Comment donc ! j’en suis ébloui, stupéfait et renversé !

TICKLE.

Je vois que vous êtes un homme de goût pour un poète.

ALDO.

Et vous un homme hardi pour un nain.

TICKLE.

Monsieur, je me conduis comme un nain avec les rustres : ceux-là ne causent qu’avec les poings ; et moi, ce n’est pas ma profession. Je porte des manchettes de dentelle, c’est mon goût.

ALDO.

C’est un goût fort innocent.

TICKLE.

Et qui a le suffrage des dames, généralement. Avec les dames, monsieur, comme avec les gens d’esprit, j’ai six pieds de haut, parce que sur ce terrain-là on se bat à armes égales.

ALDO.

Et les armes sont courtoises. Vous pouvez compter, je ne dis pas sur mon esprit, mais sur ma courtoisie.

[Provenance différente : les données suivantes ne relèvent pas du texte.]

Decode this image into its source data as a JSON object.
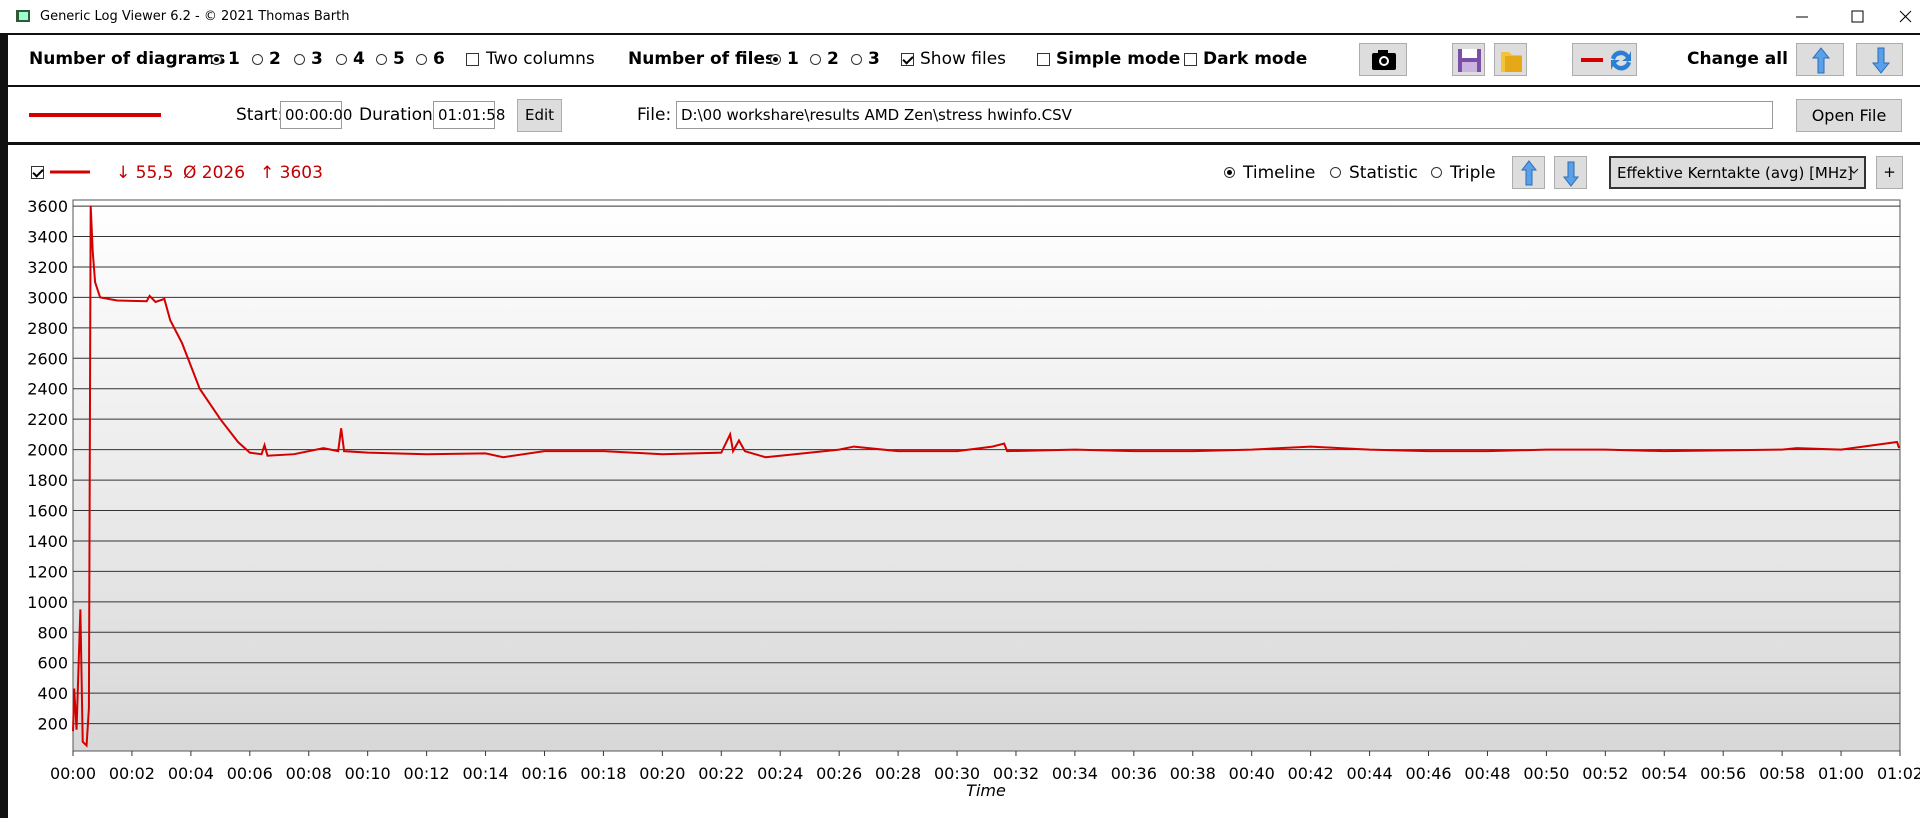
{
  "window": {
    "title": "Generic Log Viewer 6.2 - © 2021 Thomas Barth"
  },
  "toolbar": {
    "diagrams_label": "Number of diagrams",
    "diagram_options": [
      "1",
      "2",
      "3",
      "4",
      "5",
      "6"
    ],
    "two_columns": "Two columns",
    "files_label": "Number of files",
    "file_options": [
      "1",
      "2",
      "3"
    ],
    "show_files": "Show files",
    "simple_mode": "Simple mode",
    "dark_mode": "Dark mode",
    "change_all": "Change all"
  },
  "file_bar": {
    "start_label": "Start:",
    "start": "00:00:00",
    "duration_label": "Duration:",
    "duration": "01:01:58",
    "edit": "Edit",
    "file_label": "File:",
    "file_path": "D:\\00 workshare\\results AMD Zen\\stress hwinfo.CSV",
    "open_file": "Open File"
  },
  "diagram_bar": {
    "min": "↓ 55,5",
    "avg": "Ø 2026",
    "max": "↑ 3603",
    "modes": [
      "Timeline",
      "Statistic",
      "Triple"
    ],
    "channel": "Effektive Kerntakte (avg) [MHz]",
    "add": "+"
  },
  "chart_data": {
    "type": "line",
    "xlabel": "Time",
    "x": [
      0,
      0.04,
      0.12,
      0.25,
      0.33,
      0.46,
      0.54,
      0.6,
      0.67,
      0.75,
      0.92,
      1.5,
      2.5,
      2.6,
      2.8,
      3.1,
      3.3,
      3.7,
      4.0,
      4.3,
      5.0,
      5.6,
      6.0,
      6.4,
      6.5,
      6.6,
      7.5,
      8.5,
      9.0,
      9.1,
      9.2,
      10,
      12,
      14,
      14.6,
      16,
      18,
      20,
      22,
      22.3,
      22.4,
      22.6,
      22.8,
      23.5,
      24,
      26,
      26.5,
      28,
      30,
      31.2,
      31.6,
      31.7,
      34,
      36,
      38,
      40,
      42,
      44,
      46,
      48,
      50,
      52,
      54,
      56,
      58,
      58.5,
      60,
      61.9,
      61.97
    ],
    "series": [
      {
        "color": "#d40000",
        "values": [
          150,
          430,
          160,
          950,
          80,
          56,
          300,
          3603,
          3300,
          3100,
          3000,
          2980,
          2975,
          3010,
          2970,
          2990,
          2850,
          2700,
          2550,
          2400,
          2200,
          2050,
          1980,
          1970,
          2030,
          1960,
          1970,
          2010,
          1990,
          2140,
          1990,
          1980,
          1970,
          1975,
          1950,
          1990,
          1990,
          1970,
          1980,
          2100,
          1990,
          2060,
          1990,
          1950,
          1960,
          2000,
          2020,
          1990,
          1990,
          2020,
          2040,
          1990,
          2000,
          1990,
          1990,
          2000,
          2020,
          2000,
          1990,
          1990,
          2000,
          2000,
          1990,
          1995,
          2000,
          2010,
          2000,
          2050,
          2010
        ]
      }
    ],
    "xlim": [
      0,
      62
    ],
    "xticks": [
      {
        "value": 0,
        "label": "00:00"
      },
      {
        "value": 2,
        "label": "00:02"
      },
      {
        "value": 4,
        "label": "00:04"
      },
      {
        "value": 6,
        "label": "00:06"
      },
      {
        "value": 8,
        "label": "00:08"
      },
      {
        "value": 10,
        "label": "00:10"
      },
      {
        "value": 12,
        "label": "00:12"
      },
      {
        "value": 14,
        "label": "00:14"
      },
      {
        "value": 16,
        "label": "00:16"
      },
      {
        "value": 18,
        "label": "00:18"
      },
      {
        "value": 20,
        "label": "00:20"
      },
      {
        "value": 22,
        "label": "00:22"
      },
      {
        "value": 24,
        "label": "00:24"
      },
      {
        "value": 26,
        "label": "00:26"
      },
      {
        "value": 28,
        "label": "00:28"
      },
      {
        "value": 30,
        "label": "00:30"
      },
      {
        "value": 32,
        "label": "00:32"
      },
      {
        "value": 34,
        "label": "00:34"
      },
      {
        "value": 36,
        "label": "00:36"
      },
      {
        "value": 38,
        "label": "00:38"
      },
      {
        "value": 40,
        "label": "00:40"
      },
      {
        "value": 42,
        "label": "00:42"
      },
      {
        "value": 44,
        "label": "00:44"
      },
      {
        "value": 46,
        "label": "00:46"
      },
      {
        "value": 48,
        "label": "00:48"
      },
      {
        "value": 50,
        "label": "00:50"
      },
      {
        "value": 52,
        "label": "00:52"
      },
      {
        "value": 54,
        "label": "00:54"
      },
      {
        "value": 56,
        "label": "00:56"
      },
      {
        "value": 58,
        "label": "00:58"
      },
      {
        "value": 60,
        "label": "01:00"
      },
      {
        "value": 62,
        "label": "01:02"
      }
    ],
    "ylim": [
      20,
      3640
    ],
    "yticks": [
      200,
      400,
      600,
      800,
      1000,
      1200,
      1400,
      1600,
      1800,
      2000,
      2200,
      2400,
      2600,
      2800,
      3000,
      3200,
      3400,
      3600
    ],
    "grid": true
  }
}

Puis-je savoir ce qui me procure l’honneur de votre visite ?

TICKLE.

Me permettez-vous d’être assis ?

ALDO.

De tout mon cœur, si vous ne me demandez pas de siége, car cet escabeau est le seul que je possède, et mon habitude n’est pas d’écouter debout ce que l’on vient me prier d’entendre.

TICKLE.

Je resterai de grand cœur sur cette table ; il ne m’en faut pas davantage pour être absolument à votre hauteur.